Laurence Devillers : “En jouant sur vos émotions, le ‘chatbot’ peut vous inciter à agir dans telle ou telle direction”
Quelles questions éthiques posent les robots de conversations ? Cette interrogation est au cœur du dernier rapport du Comité consultatif national d’éthique. Éclairage avec l’une des cosignataires du document, Laurence Devillers, experte en intelligence artificielle et autrice du livre Les Robots émotionnels : santé, surveillance, sexualité (L’Observatoire, 2020).
Pouvez-nous nous expliquer ce qu’est un agent conversationnel ?
Laurence Devillers : Agent conversationnel, chatbot, robot social… Ces différents noms désignent tous des programmes informatiques capables de dialoguer avec un utilisateur en langage « naturel », soit écrit, soit oral. Ils utilisent des modules d’intelligence artificielle et peuvent avoir différents supports, de la plateforme numérique au robot. La plupart d’entre eux – ceux qui répondent à vos questions sur les sites des banques ou des assurances – sont pensés pour apporter une aide à l’utilisateur, comme par exemple une information dont celui-ci pourrait avoir besoin.
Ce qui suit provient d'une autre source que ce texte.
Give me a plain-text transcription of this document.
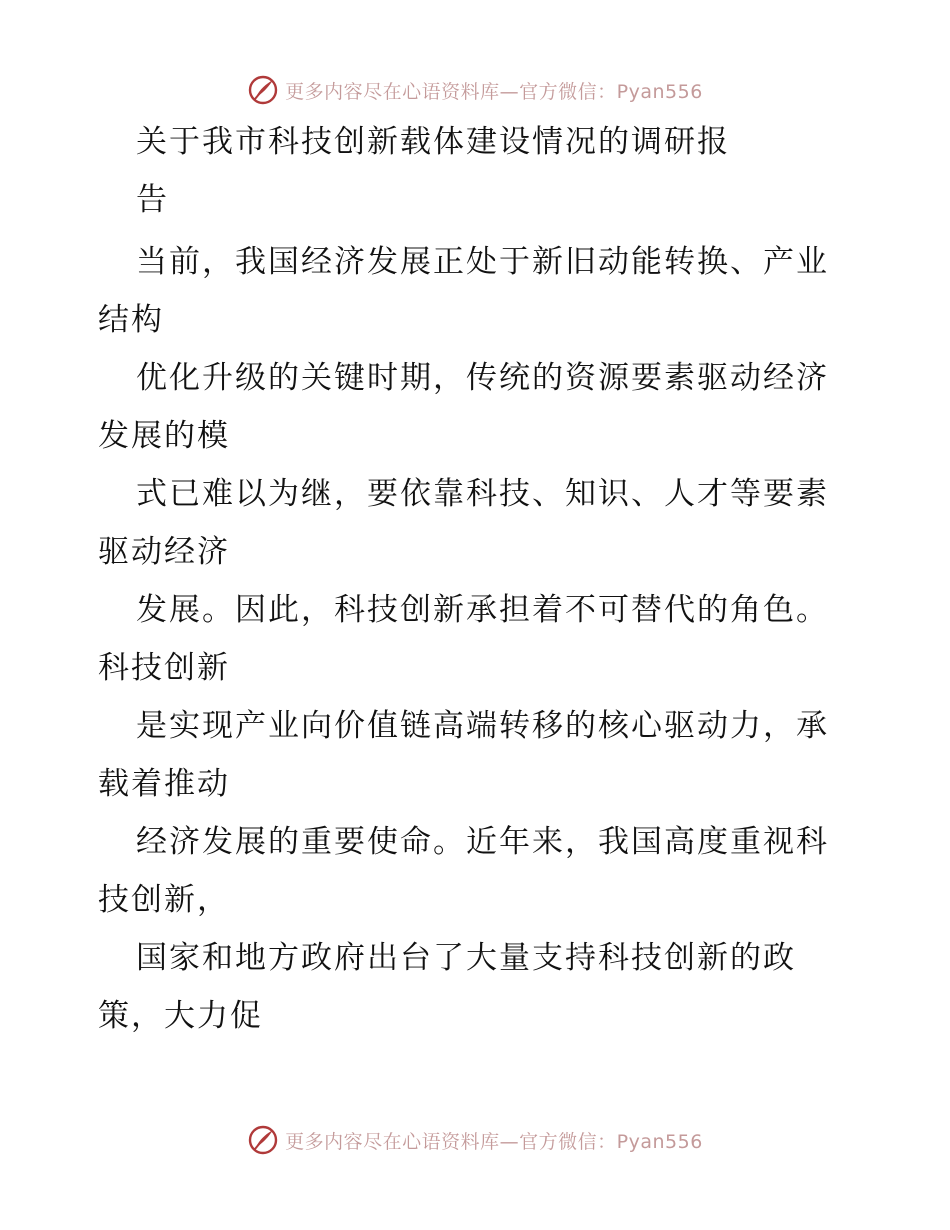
更多内容尽在心语资料库—官方微信：Pyan556
关于我市科技创新载体建设情况的调研报
告
当前，我国经济发展正处于新旧动能转换、产业
结构
优化升级的关键时期，传统的资源要素驱动经济
发展的模
式已难以为继，要依靠科技、知识、人才等要素
驱动经济
发展。因此，科技创新承担着不可替代的角色。
科技创新
是实现产业向价值链高端转移的核心驱动力，承
载着推动
经济发展的重要使命。近年来，我国高度重视科
技创新，
国家和地方政府出台了大量支持科技创新的政
策，大力促
更多内容尽在心语资料库—官方微信：Pyan556
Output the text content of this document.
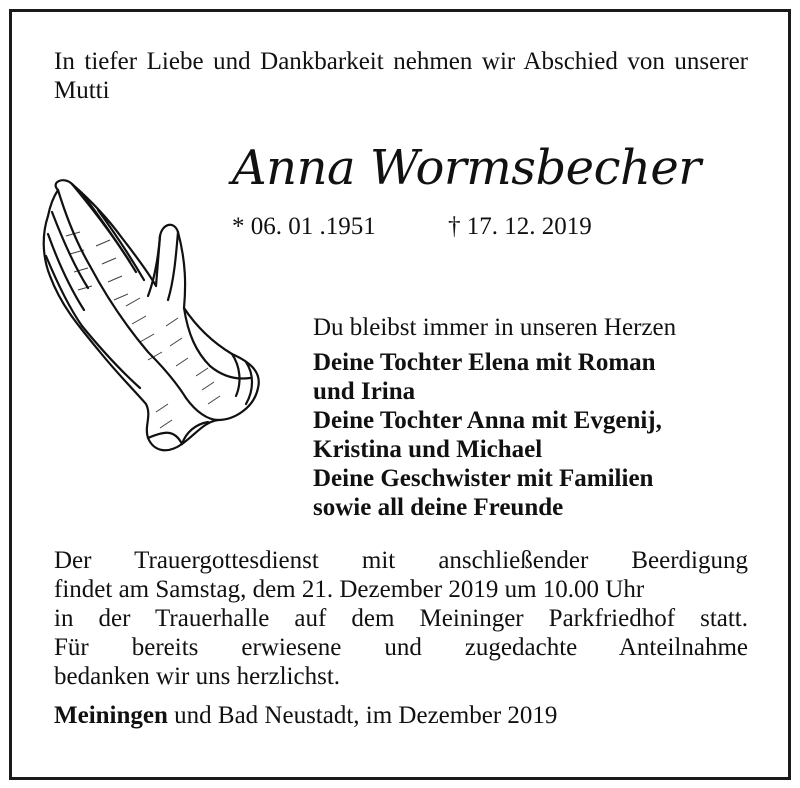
In tiefer Liebe und Dankbarkeit nehmen wir Abschied von unserer Mutti
Anna Wormsbecher
* 06. 01 .1951	† 17. 12. 2019
Du bleibst immer in unseren Herzen
Deine Tochter Elena mit Roman
und Irina
Deine Tochter Anna mit Evgenij,
Kristina und Michael
Deine Geschwister mit Familien
sowie all deine Freunde
Der Trauergottesdienst mit anschließender Beerdigung
findet am Samstag, dem 21. Dezember 2019 um 10.00 Uhr
in der Trauerhalle auf dem Meininger Parkfriedhof statt.
Für bereits erwiesene und zugedachte Anteilnahme
bedanken wir uns herzlichst.
Meiningen und Bad Neustadt, im Dezember 2019
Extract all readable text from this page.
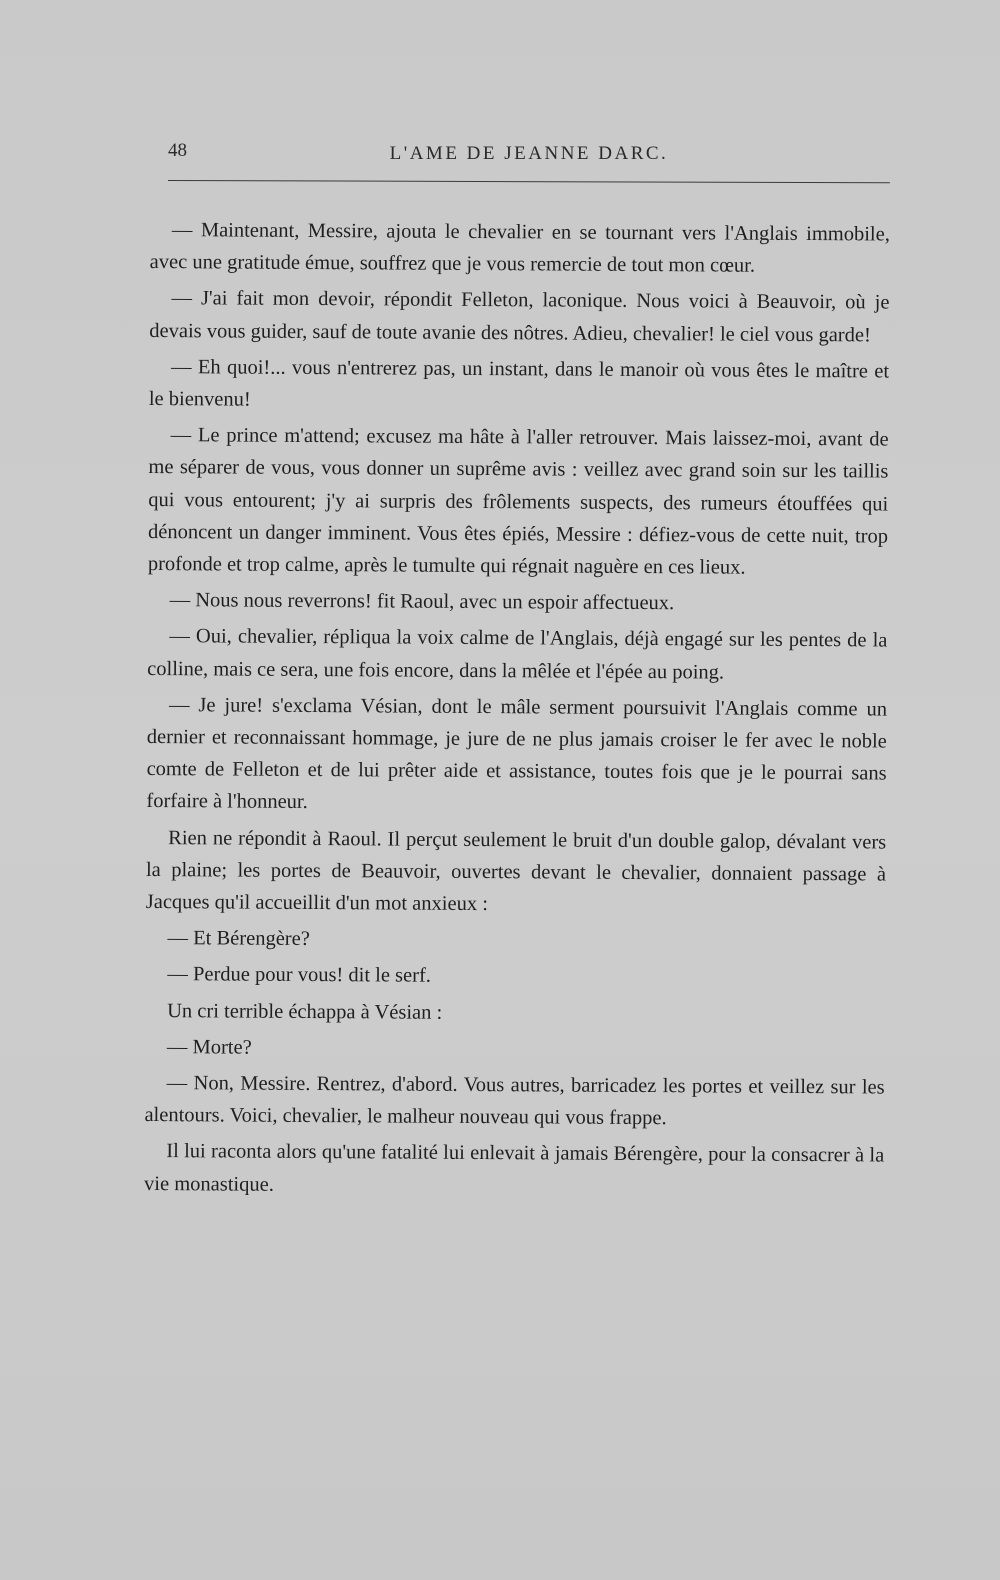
48	L'AME DE JEANNE DARC.

— Maintenant, Messire, ajouta le chevalier en se tournant vers l'Anglais immobile, avec une gratitude émue, souffrez que je vous remercie de tout mon cœur.

— J'ai fait mon devoir, répondit Felleton, laconique. Nous voici à Beauvoir, où je devais vous guider, sauf de toute avanie des nôtres. Adieu, chevalier! le ciel vous garde!

— Eh quoi!... vous n'entrerez pas, un instant, dans le manoir où vous êtes le maître et le bienvenu!

— Le prince m'attend; excusez ma hâte à l'aller retrouver. Mais laissez-moi, avant de me séparer de vous, vous donner un suprême avis : veillez avec grand soin sur les taillis qui vous entourent; j'y ai surpris des frôlements suspects, des rumeurs étouffées qui dénoncent un danger imminent. Vous êtes épiés, Messire : défiez-vous de cette nuit, trop profonde et trop calme, après le tumulte qui régnait naguère en ces lieux.

— Nous nous reverrons! fit Raoul, avec un espoir affectueux.

— Oui, chevalier, répliqua la voix calme de l'Anglais, déjà engagé sur les pentes de la colline, mais ce sera, une fois encore, dans la mêlée et l'épée au poing.

— Je jure! s'exclama Vésian, dont le mâle serment poursuivit l'Anglais comme un dernier et reconnaissant hommage, je jure de ne plus jamais croiser le fer avec le noble comte de Felleton et de lui prêter aide et assistance, toutes fois que je le pourrai sans forfaire à l'honneur.

Rien ne répondit à Raoul. Il perçut seulement le bruit d'un double galop, dévalant vers la plaine; les portes de Beauvoir, ouvertes devant le chevalier, donnaient passage à Jacques qu'il accueillit d'un mot anxieux :

— Et Bérengère?

— Perdue pour vous! dit le serf.

Un cri terrible échappa à Vésian :

— Morte?

— Non, Messire. Rentrez, d'abord. Vous autres, barricadez les portes et veillez sur les alentours. Voici, chevalier, le malheur nouveau qui vous frappe.

Il lui raconta alors qu'une fatalité lui enlevait à jamais Bérengère, pour la consacrer à la vie monastique.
Et la plupart sont, encore aujourd’hui, très peu imaginatifs : ce sont des machines scriptées qui répondent aux questions en fonction d’un arbre de décisions restreint et limité. En général, le côté mécanique saute aux yeux. Mais l’on voit, de plus en plus, se développer des robots de discussion bien plus imaginatifs. Prenez Siri d’Apple, Google Home, ou encore Alexa d’Amazon. Nous parvenons à faire parler ces agents « naturellement ». Depuis 2017, nous assistons à un véritable bond : les réseaux de neurones appelés transformers, entraînés sur des bases d’anthologies statistiques encodant comment apparaissent les mots dans différents documents, permettent un langage beaucoup plus fluide. Cela change évidemment la donne. La machine ne répond plus « bêtement » ; elle recompose un puzzle à partir des mots qu’elle connaît, qu’elle agence de manière linguistiquement crédible à partir de statistiques d’occurrence et d’enchaînement logique des termes dans le vocabulaire, pour fournir une réponse à une situation spécifique. Ce qui ne veut pas dire, évidemment, qu’elle a compris et raisonné. C’est une pensée purement calculante. Mais ces robots donnent l’illusion d’une réponse intelligente.